Une arrestation contestée et une procédure remise en cause
Arrêté à l’aube du vendredi 16 mai à son domicile, l’opposant aurait été interpellé avant même que la plainte ayant motivé son inculpation ne soit officiellement enregistrée au parquet. « La plainte a été enregistrée le 16 mai, après l’arrestation de notre client. Nous parlons ici d’un enlèvement, non d’une arrestation en bonne et due forme », a affirmé l’un de ses avocats lors d’une conférence de presse tenue ce mercredi à N’Djaména.
Le collectif d’avocats pointe également du doigt un enregistrement audio, daté du 23 mai 2023 et intitulé « Aux armes citoyennes contre les terroristes », comme pièce centrale de l’accusation. Cet enregistrement aurait été transmis à la direction de la police judiciaire le 6 mai 2025 par un agent des services de renseignement, identifié comme un certain Kerim, relevant de l’Agence nationale de sécurité d’État (ANS).
Pour les avocats, ce document, déjà au cœur d’un mandat d’arrêt international émis puis levé en 2023 dans le cadre de l’accord de Toumaï pour la stabilité et le développement, témoigne d’une volonté manifeste de « criminaliser à nouveau un discours politique » et de « remettre en question les engagements présidentiels » de réconciliation.

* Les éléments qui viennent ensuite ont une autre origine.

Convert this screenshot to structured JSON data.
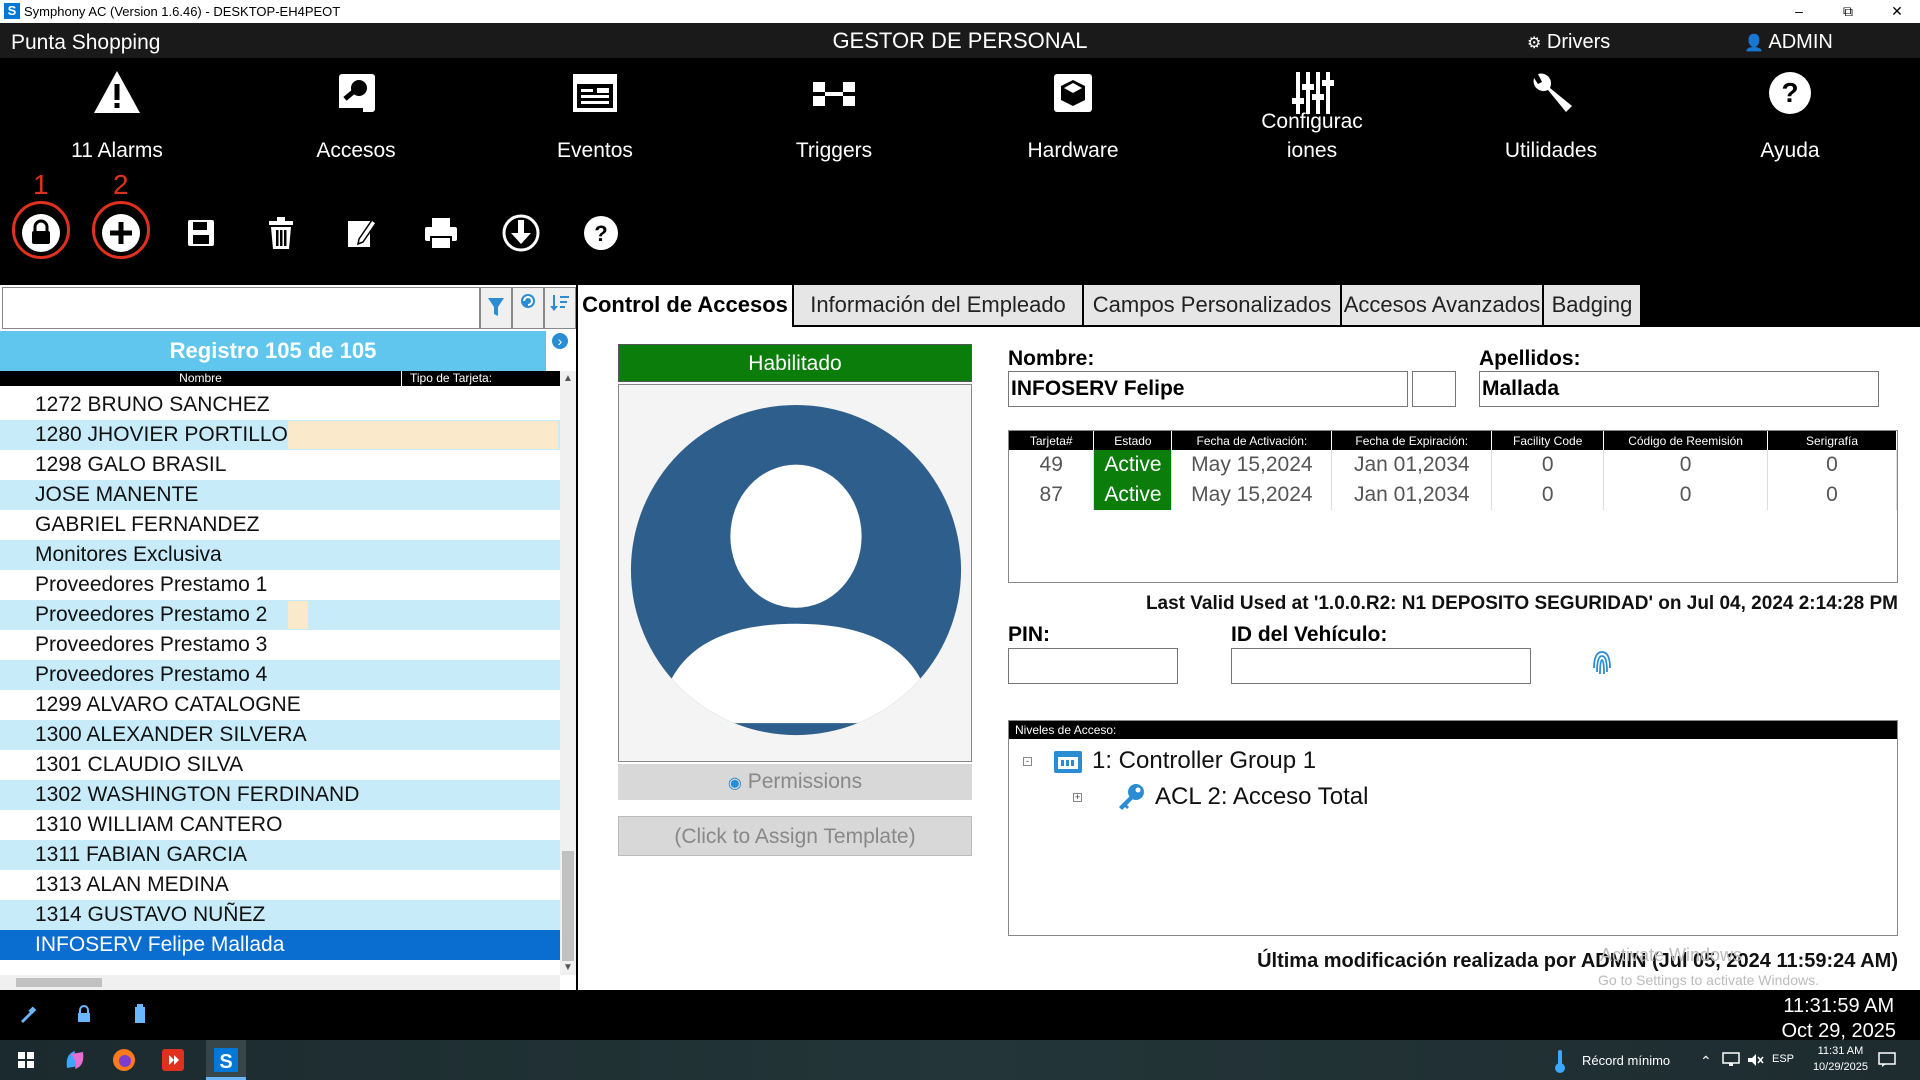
{
  "window": {
    "title": "Symphony AC  (Version 1.6.46) - DESKTOP-EH4PEOT",
    "app_icon_letter": "S"
  },
  "header": {
    "site": "Punta Shopping",
    "title": "GESTOR DE PERSONAL",
    "drivers": "Drivers",
    "user": "ADMIN"
  },
  "nav": [
    {
      "label": "11 Alarms",
      "icon": "warning-icon"
    },
    {
      "label": "Accesos",
      "icon": "access-key-icon"
    },
    {
      "label": "Eventos",
      "icon": "events-icon"
    },
    {
      "label": "Triggers",
      "icon": "triggers-icon"
    },
    {
      "label": "Hardware",
      "icon": "hardware-box-icon"
    },
    {
      "label": "Configurac\niones",
      "icon": "sliders-icon"
    },
    {
      "label": "Utilidades",
      "icon": "wrench-icon"
    },
    {
      "label": "Ayuda",
      "icon": "help-icon"
    }
  ],
  "toolbar": {
    "markers": [
      "1",
      "2"
    ],
    "buttons": [
      "lock-icon",
      "add-icon",
      "save-icon",
      "delete-icon",
      "edit-icon",
      "print-icon",
      "download-icon",
      "help-icon"
    ]
  },
  "left": {
    "search_value": "",
    "record_header": "Registro 105 de 105",
    "col_name": "Nombre",
    "col_card_type": "Tipo de Tarjeta:",
    "items": [
      "1272 BRUNO SANCHEZ",
      "1280 JHOVIER PORTILLO",
      "1298 GALO BRASIL",
      "JOSE  MANENTE",
      "GABRIEL FERNANDEZ",
      "Monitores Exclusiva",
      "Proveedores Prestamo 1",
      "Proveedores Prestamo 2",
      "Proveedores Prestamo 3",
      "Proveedores Prestamo 4",
      "1299 ALVARO CATALOGNE",
      "1300 ALEXANDER SILVERA",
      "1301 CLAUDIO SILVA",
      "1302 WASHINGTON FERDINAND",
      "1310 WILLIAM CANTERO",
      "1311 FABIAN GARCIA",
      "1313 ALAN MEDINA",
      "1314 GUSTAVO NUÑEZ",
      "INFOSERV Felipe Mallada"
    ],
    "selected_index": 18
  },
  "tabs": [
    "Control de Accesos",
    "Información del Empleado",
    "Campos Personalizados",
    "Accesos Avanzados",
    "Badging"
  ],
  "employee": {
    "status": "Habilitado",
    "permissions_label": "Permissions",
    "template_label": "(Click to Assign Template)",
    "nombre_label": "Nombre:",
    "nombre_value": "INFOSERV Felipe",
    "middle_value": "",
    "apellidos_label": "Apellidos:",
    "apellidos_value": "Mallada",
    "pin_label": "PIN:",
    "pin_value": "",
    "vehiculo_label": "ID del Vehículo:",
    "vehiculo_value": "",
    "last_valid": "Last Valid Used at '1.0.0.R2: N1 DEPOSITO SEGURIDAD' on Jul 04, 2024 2:14:28 PM",
    "last_modified": "Última modificación realizada por ADMIN (Jul 05, 2024 11:59:24 AM)"
  },
  "cards_table": {
    "headers": [
      "Tarjeta#",
      "Estado",
      "Fecha de Activación:",
      "Fecha de Expiración:",
      "Facility Code",
      "Código de Reemisión",
      "Serigrafía"
    ],
    "rows": [
      [
        "49",
        "Active",
        "May 15,2024",
        "Jan 01,2034",
        "0",
        "0",
        "0"
      ],
      [
        "87",
        "Active",
        "May 15,2024",
        "Jan 01,2034",
        "0",
        "0",
        "0"
      ]
    ]
  },
  "access_levels": {
    "header": "Niveles de Acceso:",
    "group": "1:  Controller Group 1",
    "acl": "ACL 2:  Acceso Total"
  },
  "watermark": {
    "line1": "Activate Windows",
    "line2": "Go to Settings to activate Windows."
  },
  "status": {
    "time": "11:31:59 AM",
    "date": "Oct 29, 2025"
  },
  "taskbar": {
    "weather": "Récord mínimo",
    "lang": "ESP",
    "time": "11:31 AM",
    "date": "10/29/2025"
  },
  "colors": {
    "accent": "#60c6ed",
    "selected": "#0a6ed1",
    "enabled_green": "#0a7d0a",
    "marker_red": "#e0301e",
    "avatar_blue": "#2e5e8c"
  }
}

Un climat politique lourd de tensions
Ce rebondissement judiciaire survient dans un contexte politique particulièrement fragile. En janvier dernier, le président Mahamat Idriss Déby avait lancé un appel au dialogue national, appel auquel Succès Masra avait officiellement répondu favorablement. L’interpellation de ce dernier apparaît, aux yeux de ses avocats, comme un signal négatif envoyé à l’opposition.
Le collectif dénonce également les conditions de l’audience de placement sous mandat de dépôt, évoquant un « déploiement militaire disproportionné » de plus de 100 véhicules autour du tribunal, destiné selon eux à « intimider les magistrats et compromettre l’indépendance de la justice ».
Quelle suite pour la procédure ?
En vertu de la qualification criminelle des faits reprochés, l’instruction pourrait s’étaler sur une période d’un an. Les avocats ont annoncé qu’une demande de liberté provisoire sera introduite après l’audition de leur client sur le fond.
Tout en soulignant le contexte sécuritaire de 2023 – marqué par des attaques terroristes à la frontière avec la Centrafrique – dans lequel s’inscrivaient les propos aujourd’hui remis en cause, les défenseurs de Succès Masra affirment qu’il s’agit là d’une tentative politique visant à neutraliser une figure centrale de l’opposition tchadienne.